Vulnerabilities & TTPs
The Payouts King ransomware is using the QEMU CPU emulator to deploy hidden Alpine Linux virtual machines on compromised hosts. This technique allows payload execution, malicious file storage, and covert remote access, bypassing conventional endpoint security measures. Campaigns linked to this operation, identified as GOLD ENCOUNTER (STAC4713 and STAC3725), exploited exposed SonicWall VPNs, the SolarWinds Web Help Desk vulnerability CVE-2025-26399, and the CitrixBleed 2 vulnerability CVE-2025-5777 on NetScaler ADC/Gateway devices. Attackers then install QEMU, launch hidden VMs with tools like AdaptixC2, Chisel, and Rclone, harvest credentials, enumerate Active Directory, and exfiltrate data.
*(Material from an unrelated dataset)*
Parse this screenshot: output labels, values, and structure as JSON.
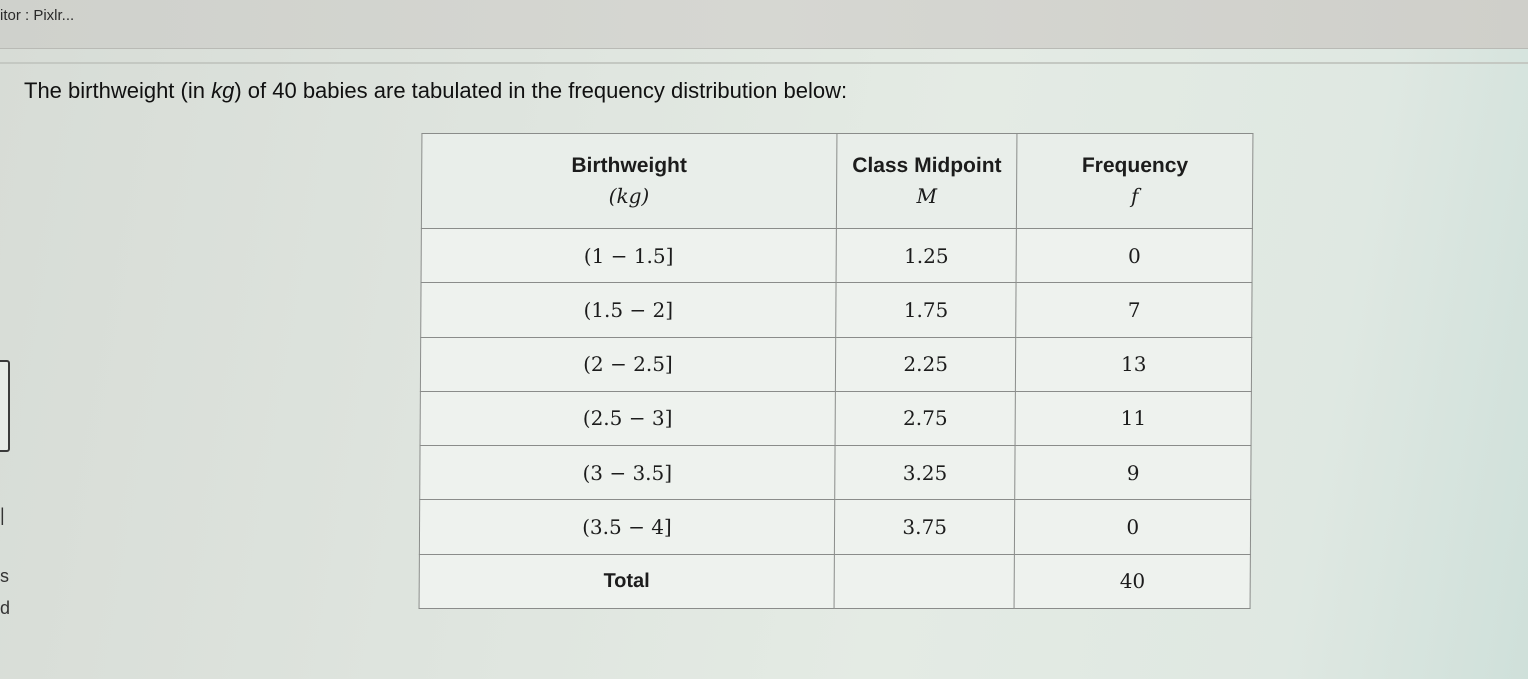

Organizations are advised to monitor for unauthorized QEMU installations and unusual SSH activity.
Analyst Note
The observed technical complexity, particularly the use of virtual machines and exploitation of known vulnerabilities, suggests a trend towards more complex evasion tactics and diversified initial access vectors. This shows the importance of strong Dark Web Monitoring for early warning of emerging TTPs.
Technical Takeaways
- Diverse Group Activity: Black Nevas, CoinbaseCartel, and Blackwater were the most active groups, collectively responsible for over 70% of reported victims in the last 24 hours, showing a distributed threat environment rather than a single dominant actor.
- Persistent Healthcare Sector Targeting: The compromise of Minidoka Memorial Hospital by Blackwater shows the ongoing threat to the healthcare sector, classified as critical infrastructure.
- Manufacturing and Real Estate Vulnerability: Manufacturing and Real Estate sectors continue to experience high targeting, accounting for 20% of today's new victims, showing persistent vulnerabilities or value proposition for ransomware groups.
- Advanced Evasion Techniques: The Payouts King ransomware's use of QEMU virtual machines to bypass endpoint security represents an advanced TTP designed to achieve stealthy persistence and execution.
- Exploitation of Known Vulnerabilities: Ransomware campaigns continue to use critical vulnerabilities such as CVE-2025-26399 (SolarWinds) and CVE-2025-5777 (CitrixBleed 2) for initial access, showing the critical need for timely patching.